Under bad circumstances, after the price of hot-rolled coils fell sharply last week, the price of domestic hot-rolled coils on Monday was “Black Monday”, and the prices in various markets such as Shanghai and Beijing plummeted by more than RMB 100/ton per day. In the following few days, the decline in the hot rolled market continued to narrow, and yesterday's limited production plan, such as Lecong, saw a slight rebound. However, due to market feedback, after the price increase, the transaction volume has declined, and the merchants are generally cautious and wait-and-see. As a result, prices have once again experienced a weak downward trend. In addition, the prices of iron ore, coke and other raw materials still fell significantly, causing some impact on the market mentality, making businesses more hesitant to the market outlook, is expected in the short term hot rolled coil prices in a narrow range of the main trend. This week, the 3.0mm drop in hot rolled Taiyuan market has increased from RMB 200/ton last week to RMB 250/ton.

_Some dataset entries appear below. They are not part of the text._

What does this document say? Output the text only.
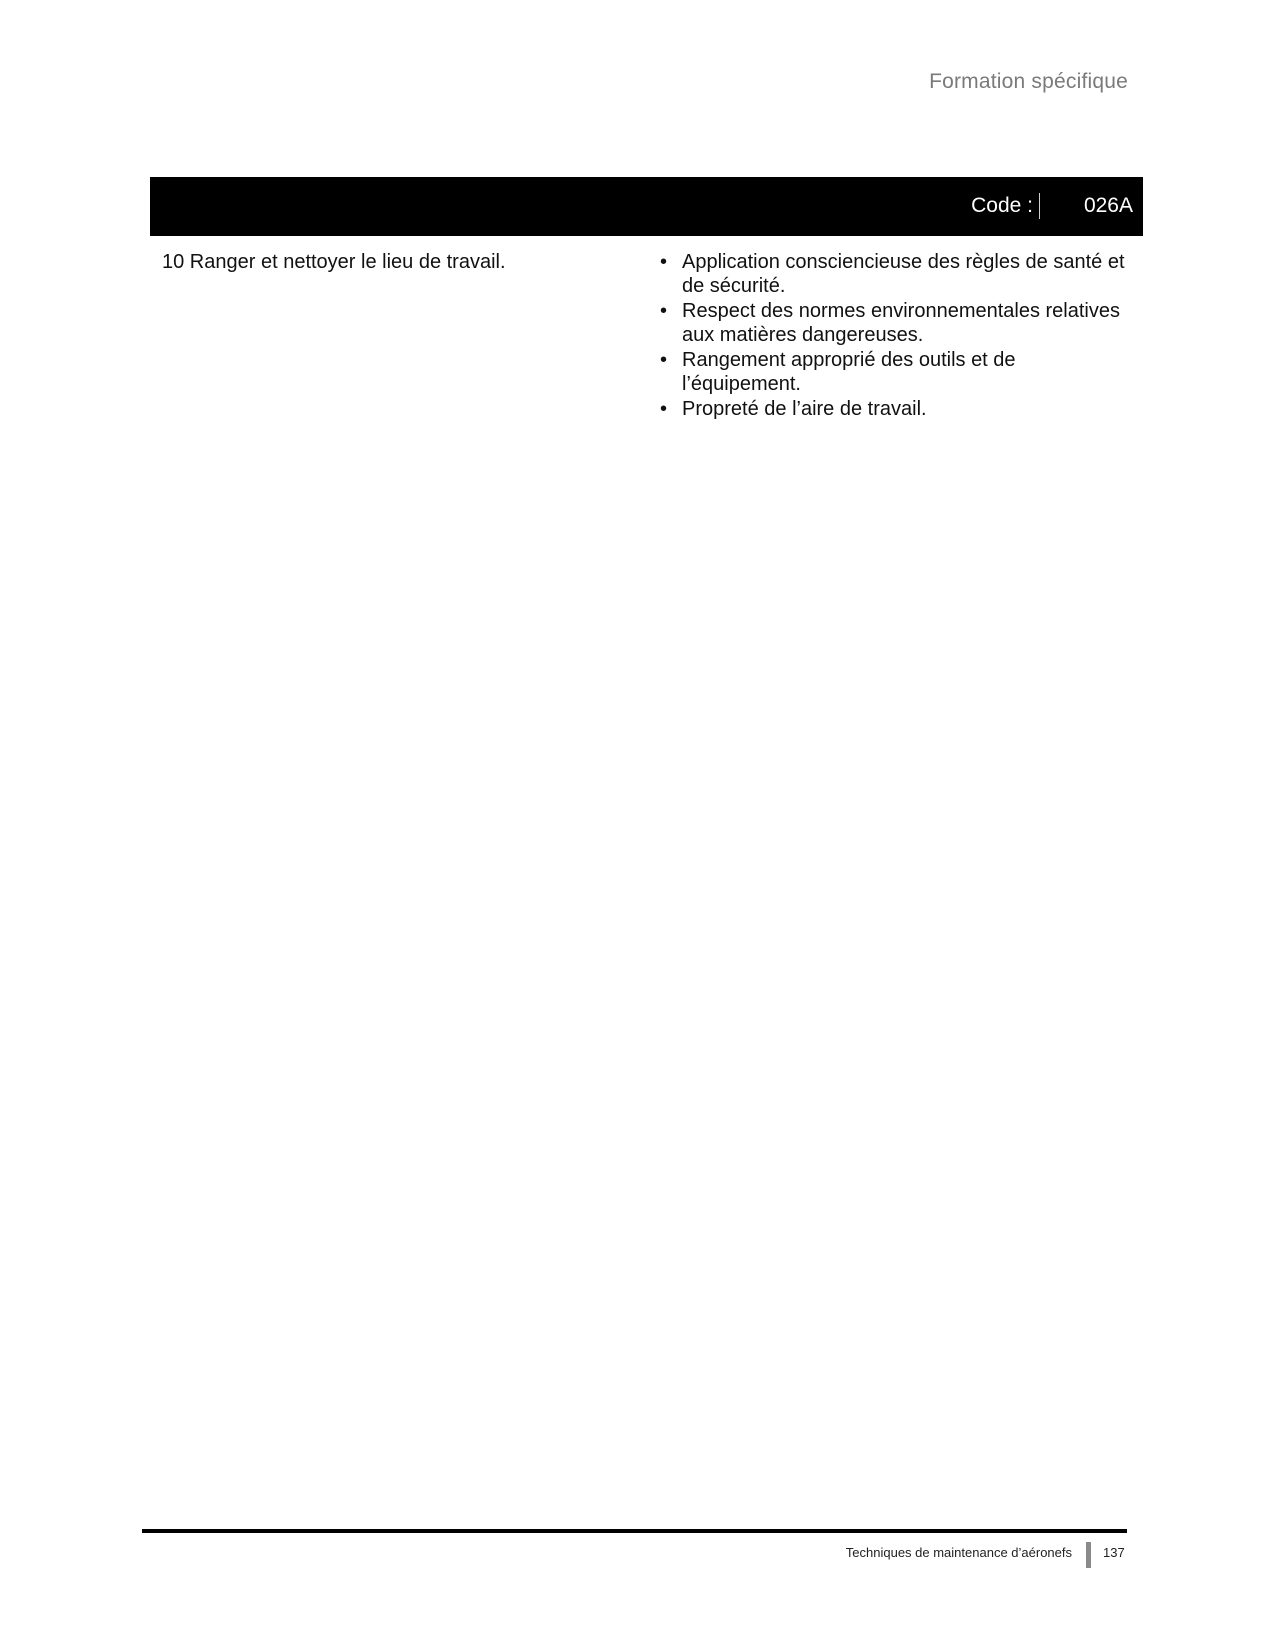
Formation spécifique
Code : 026A
10 Ranger et nettoyer le lieu de travail.	• Application consciencieuse des règles de santé et de sécurité.
• Respect des normes environnementales relatives aux matières dangereuses.
• Rangement approprié des outils et de l’équipement.
• Propreté de l’aire de travail.
Techniques de maintenance d’aéronefs 137
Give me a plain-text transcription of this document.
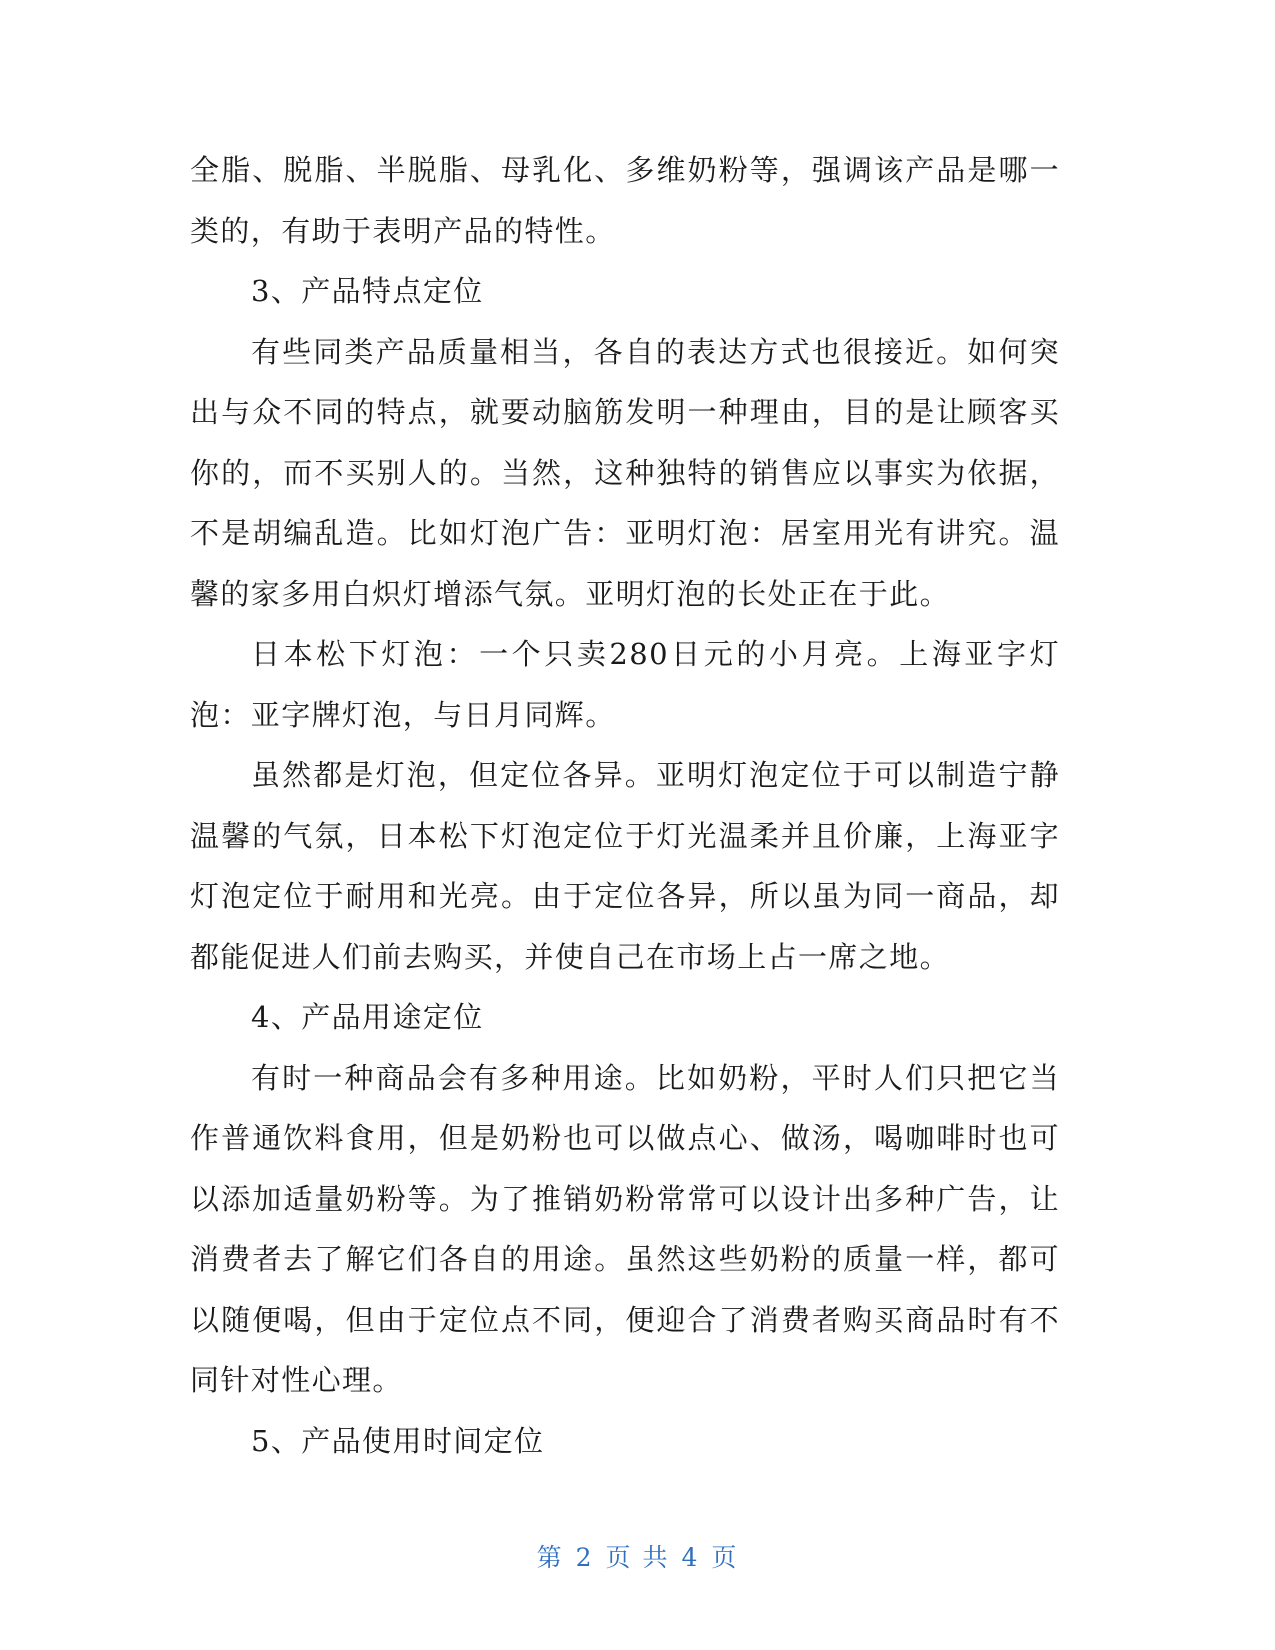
全脂、脱脂、半脱脂、母乳化、多维奶粉等，强调该产品是哪一类的，有助于表明产品的特性。

3、产品特点定位

有些同类产品质量相当，各自的表达方式也很接近。如何突出与众不同的特点，就要动脑筋发明一种理由，目的是让顾客买你的，而不买别人的。当然，这种独特的销售应以事实为依据，不是胡编乱造。比如灯泡广告：亚明灯泡：居室用光有讲究。温馨的家多用白炽灯增添气氛。亚明灯泡的长处正在于此。

日本松下灯泡：一个只卖280日元的小月亮。上海亚字灯泡：亚字牌灯泡，与日月同辉。

虽然都是灯泡，但定位各异。亚明灯泡定位于可以制造宁静温馨的气氛，日本松下灯泡定位于灯光温柔并且价廉，上海亚字灯泡定位于耐用和光亮。由于定位各异，所以虽为同一商品，却都能促进人们前去购买，并使自己在市场上占一席之地。

4、产品用途定位

有时一种商品会有多种用途。比如奶粉，平时人们只把它当作普通饮料食用，但是奶粉也可以做点心、做汤，喝咖啡时也可以添加适量奶粉等。为了推销奶粉常常可以设计出多种广告，让消费者去了解它们各自的用途。虽然这些奶粉的质量一样，都可以随便喝，但由于定位点不同，便迎合了消费者购买商品时有不同针对性心理。

5、产品使用时间定位

第 2 页 共 4 页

The long products index this week reported at 153.8 points, down 3.53% from the previous week and the largest weekly decline in the past year. After a sharp decline last week, domestic building materials prices did not show signs of falling this Monday. Instead, they experienced a dip-like decline. Although the decline in local conditions began to slow on Tuesday, the accumulated decline for the week still continued to expand on a week-to-week basis. Among them, the week-to-week drop in Shanghai, Guangzhou and other cities was generally above 100 yuan/ton. Due to the heavy rain, the Beijing market suffered a larger drop, which was a decrease of 200 yuan/ton compared with last week. The prices of the leading steel mills such as Shagang continued to decline, and the billet prices also fell sharply. Together with the tighter funds at the end of the month, the pessimism in the market spread, leading to panic selling at the beginning of the week. However, the recent news of steel mills reducing production and inspections has gradually increased, and the market outlook has also improved slightly, which is conducive to the recovery of business mentality. This week, the average price of thread HRB33520mm in 25 major markets in the country fell by 145 yuan/ton from the previous week, and Taiyuan market led the decline by 230 yuan/ton.